It's really a form of the same trope as summoning demons by pronouncing certain words/names, or following certain rituals. Or making yourself subject to external influences by reading the Necronomicon. How, rigorously, does a demon know whether you've said its name or not? Really good inter-dimensional hearing? Some kind of universal monitoring system that rushes off and tells it whenever someone says its name, like demonic Echelon? How does it detect from another world, what kind of incense you're using and what sigils you've drawn? Similarly, how does it know what mathematics you're doing?
Part of the point of magic is that the mechanism is not rigorous: if it was then it would be physics, or just a political or commercial interaction with the demon.
But as a general theme, the idea seems to be either that certain energies or entities are attracted to certain words/signs/substances/etc (by some form of sympathy), or else that certain states of mind allow the practitioner to perceive or interact with a world they normally cannot.
Converted to mathematical form, it could be that there's some etheric substance that is pushed around by mathematical symbols, and that a proof of a theorem pushes that substance into a mechanism that then is able to do whatever it takes to pierce the veil. So, proving Fermat's Last Theorem is like building the machine in Sagan's Contact except that you're not building it out of material substance, you're building it out of some magical hand-wavey stuff that exists locally, and responds to local stimulus, but then is capable of a distant effect. In that case, a written proof might be a permanent magical doohickey provided that the symbols continue to hold the machine in shape. You still have to explain how the energy "knows" that the symbol "2" means the number that comes after the number represented by the symbol "1", but perhaps what matters is the structure of the patterns/relationships among symbols, and this explains why the actual symbols used are irrelevant.

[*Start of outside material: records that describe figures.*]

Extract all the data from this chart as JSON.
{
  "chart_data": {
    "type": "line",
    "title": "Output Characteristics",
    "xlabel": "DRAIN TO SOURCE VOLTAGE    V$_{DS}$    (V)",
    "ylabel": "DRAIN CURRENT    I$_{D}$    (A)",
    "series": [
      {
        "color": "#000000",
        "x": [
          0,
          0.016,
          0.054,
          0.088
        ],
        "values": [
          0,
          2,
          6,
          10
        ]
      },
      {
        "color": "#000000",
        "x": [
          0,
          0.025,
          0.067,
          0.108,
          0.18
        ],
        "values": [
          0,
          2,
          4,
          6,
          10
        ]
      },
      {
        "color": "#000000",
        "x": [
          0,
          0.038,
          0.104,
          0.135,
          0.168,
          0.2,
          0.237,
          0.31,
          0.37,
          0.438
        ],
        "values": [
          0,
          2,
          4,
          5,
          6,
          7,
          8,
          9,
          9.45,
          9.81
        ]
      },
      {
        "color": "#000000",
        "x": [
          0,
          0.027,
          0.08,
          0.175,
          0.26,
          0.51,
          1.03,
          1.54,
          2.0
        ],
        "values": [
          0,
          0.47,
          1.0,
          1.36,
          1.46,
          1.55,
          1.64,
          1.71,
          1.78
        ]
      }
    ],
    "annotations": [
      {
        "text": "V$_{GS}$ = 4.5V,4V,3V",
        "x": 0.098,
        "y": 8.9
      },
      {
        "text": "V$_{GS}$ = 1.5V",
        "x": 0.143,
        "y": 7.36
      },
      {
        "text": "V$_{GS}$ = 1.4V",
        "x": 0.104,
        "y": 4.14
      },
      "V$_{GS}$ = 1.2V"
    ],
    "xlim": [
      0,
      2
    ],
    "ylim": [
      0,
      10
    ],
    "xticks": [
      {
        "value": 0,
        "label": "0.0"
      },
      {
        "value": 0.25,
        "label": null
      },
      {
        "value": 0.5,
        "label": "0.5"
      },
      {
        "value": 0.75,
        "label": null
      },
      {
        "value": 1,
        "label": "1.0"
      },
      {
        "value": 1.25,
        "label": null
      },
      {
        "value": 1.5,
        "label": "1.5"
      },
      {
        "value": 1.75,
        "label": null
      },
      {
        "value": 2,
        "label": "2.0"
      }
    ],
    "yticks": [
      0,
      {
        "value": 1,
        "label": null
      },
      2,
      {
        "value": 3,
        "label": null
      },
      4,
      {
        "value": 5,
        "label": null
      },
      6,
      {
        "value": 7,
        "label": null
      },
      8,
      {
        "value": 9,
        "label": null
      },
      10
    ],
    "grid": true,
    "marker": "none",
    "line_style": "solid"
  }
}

Alternatively, it might be that humans happen to be innately equipped with some faculty that draws the attention of demons, but that we're unable to use that faculty except when guided into a series of very specific mental states/visualisations, corresponding to the steps of a proof. In that case, a written proof in a book is nothing, but when someone reads it and it has its intended effect on them (of understanding the proof that it represents) then the magic happens and they start dreaming of unknown Kadath. The proof itself is no more or less magical than the mental exercises used by a Zen archer to shoot a bow, (and vice-versa the shooting exercises used to achieve mental and spiritual development). It's just that in the case of demon-summoning humans are actually so awful at it without the exercises as to be incapable.
Or in a broader sense of the law of sympathy, perhaps there is some entity that definitionally is (or has some direct connection with) the platonic ideal of the number 2. Wherever things appear in pairs, or whenever someone thinks about the mathematical properties of the number 2, there that entity is, just as we might say that Thor exists wherever thunder does, or that silver is connected with the powers/associations of the Moon, or that God is omnipresent. Naturally then demons respond to mathematics: to do mathematics is to touch a part of their multi-dimensional self. It's then up to you whether the demon summoned is the demon of Fermat's Last Theorem specifically, or whether the general fuss and commotion caused in the region of the platonic universe corresponding to the intersection between "elliptic curves" and "modular forms", by proving the Taniyama-Shimura conjecture, is what attracts other demons.
As for the rigorous details of why there is a law of sympathy at all, or what causes there to be a God of Thunder or a demon of Banach-Tarski dissections, or how the force is mediated by which symbols to build etheric machines, or by what mechanism humans have an innate capacity to summon demons or shoot bows: those may have to remain as irreducible principles of your in-fiction theory of magic. No doubt you can drill into some of them by introducing further concepts that dictate them.